Stochastic maximum principle, dynamic programming principle, and their relationship for fully coupled forward-backward stochastic control systems

TL;DR

This paper explores the complex relationship between the stochastic maximum principle and dynamic programming principle for fully coupled forward-backward stochastic control systems, introducing new techniques and establishing connections under various conditions.

Contribution

It develops a new decoupling technique to analyze the relationship between MP and DPP in fully coupled systems with nonconvex control domains.

Findings

Established the relationship between MP and DPP for fully coupled FBSCS.

Discovered connections between derivatives of algebra equation solutions and adjoint equations.

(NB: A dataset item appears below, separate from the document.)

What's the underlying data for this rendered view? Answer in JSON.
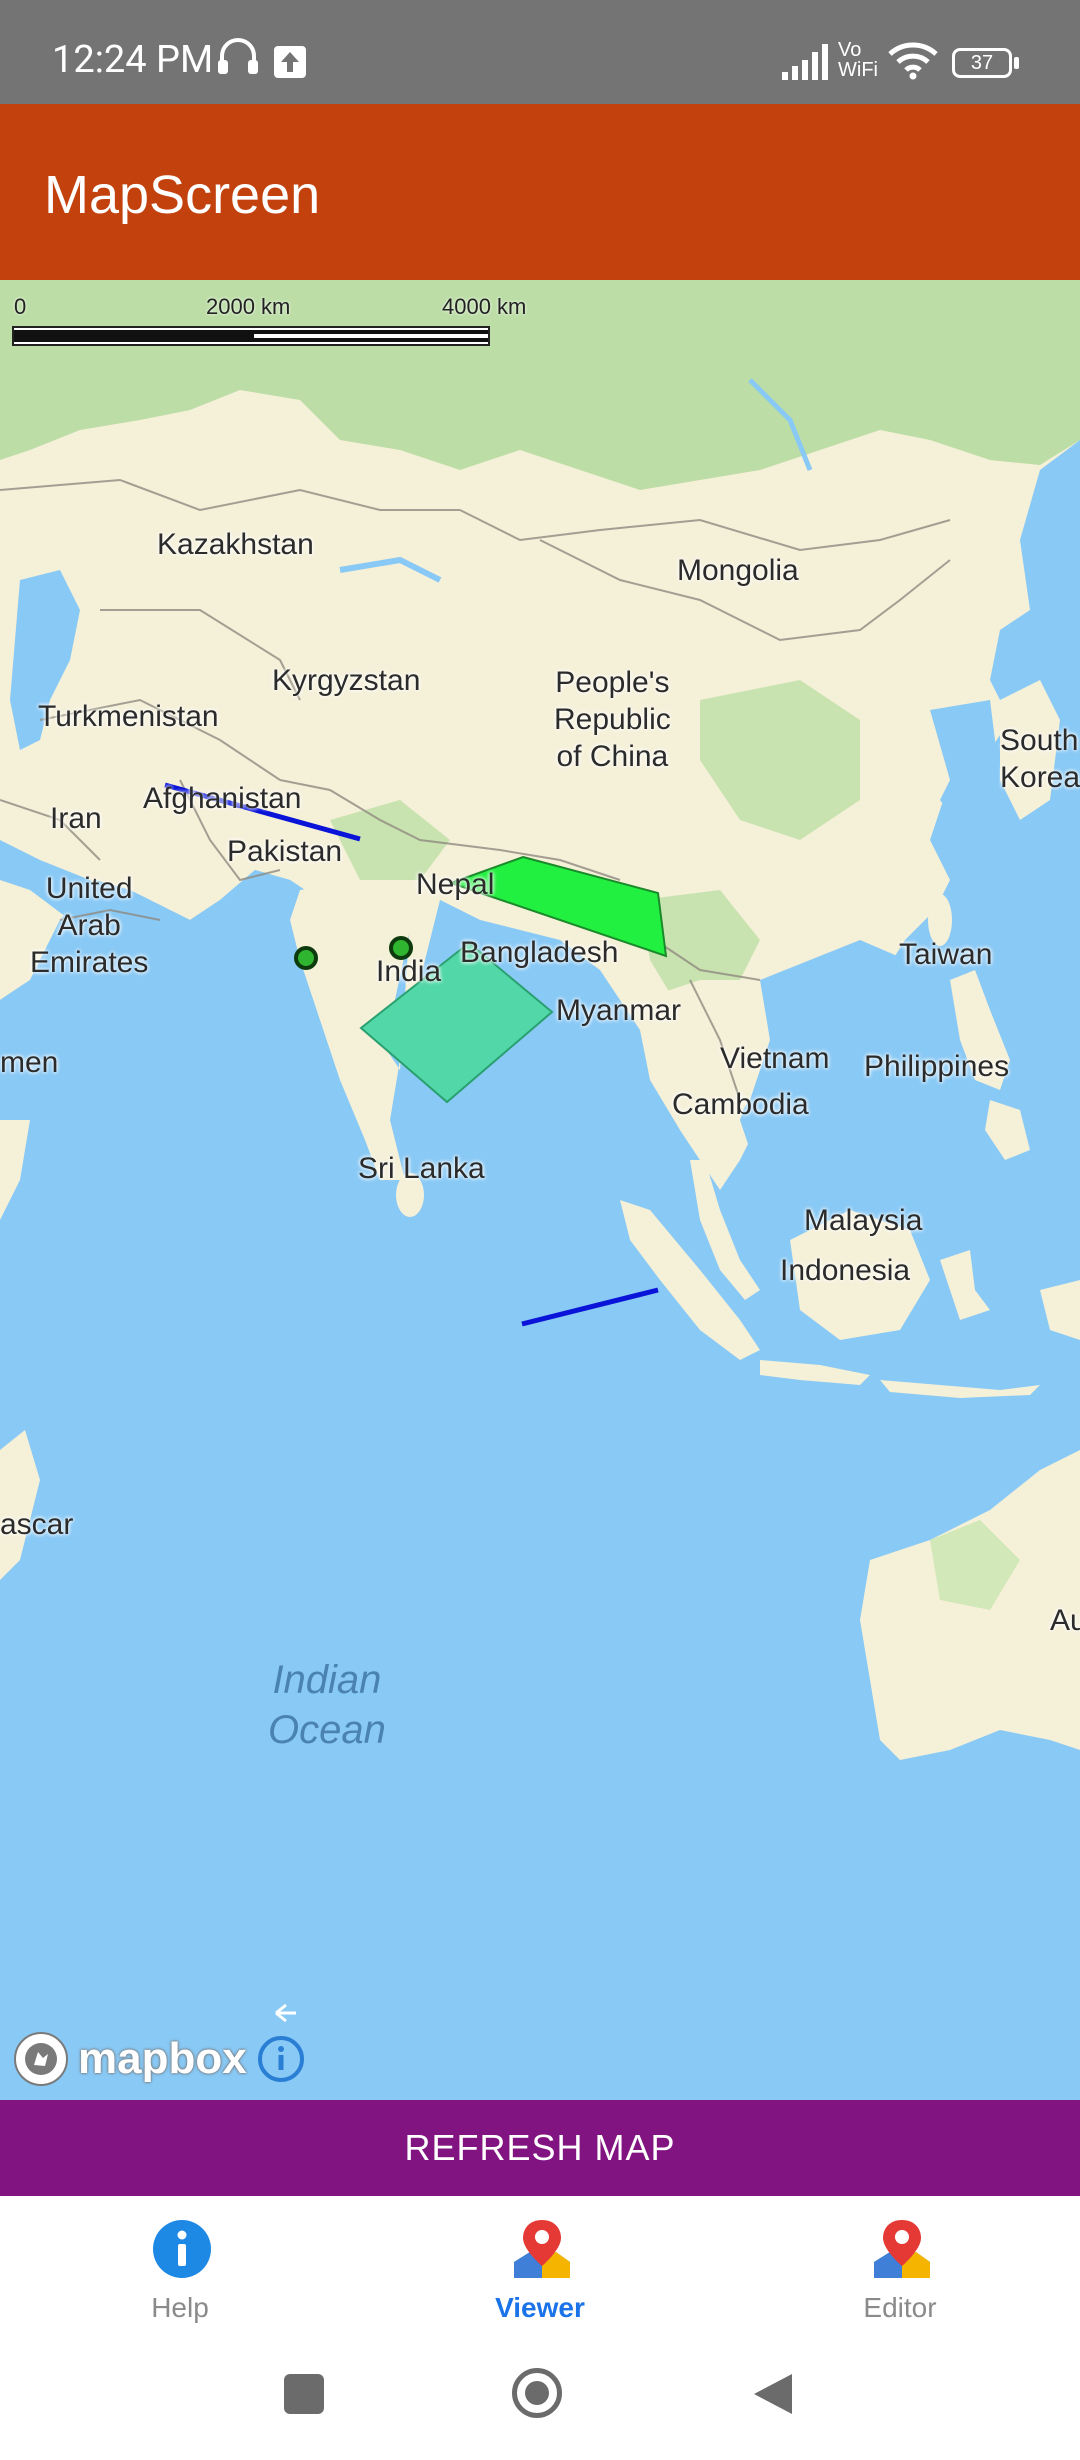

Extended results to the local case under monotonicity conditions.

Abstract

Within the framework of viscosity solution, we study the relationship between the maximum principle (MP) in [9] and the dynamic programming principle (DPP) in [10] for a fully coupled forward-backward stochastic controlled system (FBSCS) with a nonconvex control domain. For a fully coupled FBSCS, both the corresponding MP and the corresponding Hamilton-Jacobi-Bellman (HJB) equation combine an algebra equation respectively. So this relationship becomes more complicated and almost no work involves this issue. With the help of a new decoupling technique, we obtain the desirable estimates for the fully coupled forward-backward variational equations and establish the relationship. Furthermore, for the smooth case, we discover the connection between the derivatives of the solution to the algebra equation and some terms in the first and second-order adjoint equations. Finally, we study the local case under the monotonicity conditions as in [14,27] and obtain the relationship between the MP in [27] and the DPP in [14].